Coronel picked up his laser rifle as Saito and Eliso opened fire, joining them soon after. Their kill contribution was abyssmal compared to the Assassin-K’s, their survival rifles only able to fire one shot per second, but there was one little performance issue with the Assassin-K’s they couldn’t ignore: battery life.
The Assassin-K’s floated up and into the balcony, Coronel staying well the fuck away. It’s not as if they would’ve killed him, even by accident, but being lacerated by monofilaments was a different kind of pain compared to being stabbed. He would much prefer being stabbed, and he had the experience to be able to say that with certainty.
The Assassin-K’s docked on ersatz charging stations. A cable snaking down from the roof supplied the power.
“Sir, they’re riled up!” Saito announced as he continued firing.
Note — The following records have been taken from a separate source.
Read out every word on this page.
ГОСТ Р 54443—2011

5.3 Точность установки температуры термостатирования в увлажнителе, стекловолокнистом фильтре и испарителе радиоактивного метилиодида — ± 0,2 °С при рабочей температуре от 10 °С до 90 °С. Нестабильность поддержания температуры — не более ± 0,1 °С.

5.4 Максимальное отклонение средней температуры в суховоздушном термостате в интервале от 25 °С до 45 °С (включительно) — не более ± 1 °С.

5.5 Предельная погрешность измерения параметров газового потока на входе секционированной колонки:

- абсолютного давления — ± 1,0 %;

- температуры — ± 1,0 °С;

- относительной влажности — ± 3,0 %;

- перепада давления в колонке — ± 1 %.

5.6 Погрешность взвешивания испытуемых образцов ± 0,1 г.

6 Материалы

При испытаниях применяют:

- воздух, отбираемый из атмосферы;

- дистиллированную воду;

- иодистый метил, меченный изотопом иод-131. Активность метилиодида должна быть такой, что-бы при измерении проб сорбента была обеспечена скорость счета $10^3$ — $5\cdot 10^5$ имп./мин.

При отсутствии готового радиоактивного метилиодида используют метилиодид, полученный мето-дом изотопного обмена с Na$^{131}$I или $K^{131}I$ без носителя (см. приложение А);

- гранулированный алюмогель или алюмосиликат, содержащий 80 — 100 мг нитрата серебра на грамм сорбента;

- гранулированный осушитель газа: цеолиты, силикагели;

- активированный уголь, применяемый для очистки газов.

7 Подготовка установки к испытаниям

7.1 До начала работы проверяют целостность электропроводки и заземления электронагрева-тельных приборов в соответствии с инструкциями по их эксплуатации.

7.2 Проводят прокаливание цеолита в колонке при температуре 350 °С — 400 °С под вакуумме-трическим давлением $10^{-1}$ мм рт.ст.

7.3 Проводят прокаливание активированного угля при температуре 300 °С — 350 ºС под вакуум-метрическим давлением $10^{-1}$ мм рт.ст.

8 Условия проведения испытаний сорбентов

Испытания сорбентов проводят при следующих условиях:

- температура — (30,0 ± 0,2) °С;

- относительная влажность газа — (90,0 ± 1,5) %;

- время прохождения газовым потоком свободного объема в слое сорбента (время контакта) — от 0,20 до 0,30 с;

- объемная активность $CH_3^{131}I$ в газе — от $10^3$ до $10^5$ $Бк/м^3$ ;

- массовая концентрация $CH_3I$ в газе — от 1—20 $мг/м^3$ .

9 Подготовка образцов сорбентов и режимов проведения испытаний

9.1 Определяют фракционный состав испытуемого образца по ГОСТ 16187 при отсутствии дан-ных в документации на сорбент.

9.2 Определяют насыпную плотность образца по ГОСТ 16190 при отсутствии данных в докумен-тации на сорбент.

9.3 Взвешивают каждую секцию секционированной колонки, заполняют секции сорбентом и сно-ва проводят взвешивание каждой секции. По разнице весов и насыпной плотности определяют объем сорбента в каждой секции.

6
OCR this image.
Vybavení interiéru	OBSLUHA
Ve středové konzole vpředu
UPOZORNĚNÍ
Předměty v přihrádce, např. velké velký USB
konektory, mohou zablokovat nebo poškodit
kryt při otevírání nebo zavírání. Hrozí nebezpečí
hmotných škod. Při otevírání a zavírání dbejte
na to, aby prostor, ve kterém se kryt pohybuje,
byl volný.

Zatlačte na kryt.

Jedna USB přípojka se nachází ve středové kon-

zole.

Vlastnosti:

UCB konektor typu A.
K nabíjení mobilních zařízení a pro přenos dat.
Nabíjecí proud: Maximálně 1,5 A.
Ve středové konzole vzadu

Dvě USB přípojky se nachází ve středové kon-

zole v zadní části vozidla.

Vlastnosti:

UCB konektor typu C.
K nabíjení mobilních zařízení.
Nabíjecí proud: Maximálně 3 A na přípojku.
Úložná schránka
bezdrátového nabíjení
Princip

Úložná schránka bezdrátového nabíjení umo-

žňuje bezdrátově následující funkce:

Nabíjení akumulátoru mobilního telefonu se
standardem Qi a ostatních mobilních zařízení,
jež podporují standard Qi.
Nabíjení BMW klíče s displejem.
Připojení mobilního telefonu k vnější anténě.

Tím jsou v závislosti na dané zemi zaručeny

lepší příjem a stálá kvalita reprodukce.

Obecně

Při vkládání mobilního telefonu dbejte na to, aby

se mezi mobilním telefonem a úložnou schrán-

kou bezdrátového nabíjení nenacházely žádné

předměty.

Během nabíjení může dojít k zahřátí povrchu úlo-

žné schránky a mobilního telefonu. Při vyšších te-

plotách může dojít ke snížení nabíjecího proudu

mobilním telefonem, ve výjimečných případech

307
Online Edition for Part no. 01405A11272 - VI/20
“What are they doing?” Coronel asked.
The answer was an Alpha climbing into the balcony. C4T promptly fell on it from the roof and extricated the head from the body, punting caput et corpus off the edge and letting them fall into the street. C4T rushed backed up to the roof, as Coronel already had his rifle ready for the next one. He promptly vaporized the hand that appeared, then rushed to the edge, pouring fire into the column of Alphas that made the small climbing spire.
The bastards were genetically engineered to know how to make a self-optimizing cheerleader formation to make the tallest climbing ramp with the least number of bodies.
Optimize against laser fire, you fuckers. “Saito, Eliso, focus fire on the climbing spire!”
The spire collapsed, but more Alphas rushed in to rebuild it. It was like watching manites rebuild a whole nanostruct after a failed operation.
Finally, the Assassin-K’s had recharged, and they rushed out past Coronel. He ignored his fear of monofilament laceration in favor of directing the Assassin swarm to keep any more Alphas from joining the climbing spire.
There were too many moving elements. His cerebral aim assist program was locking onto one Alpha then snapping to the next just as it passed by. It was annoying, but it was a guaranteed hit. Invisible laser shots blasted off limbs and opened up heart chambers into open, smoking air.
The battle continued for the next 10 minutes. It was amazing what kill rate a three-man, one-cat team could achieve with a bit of technology.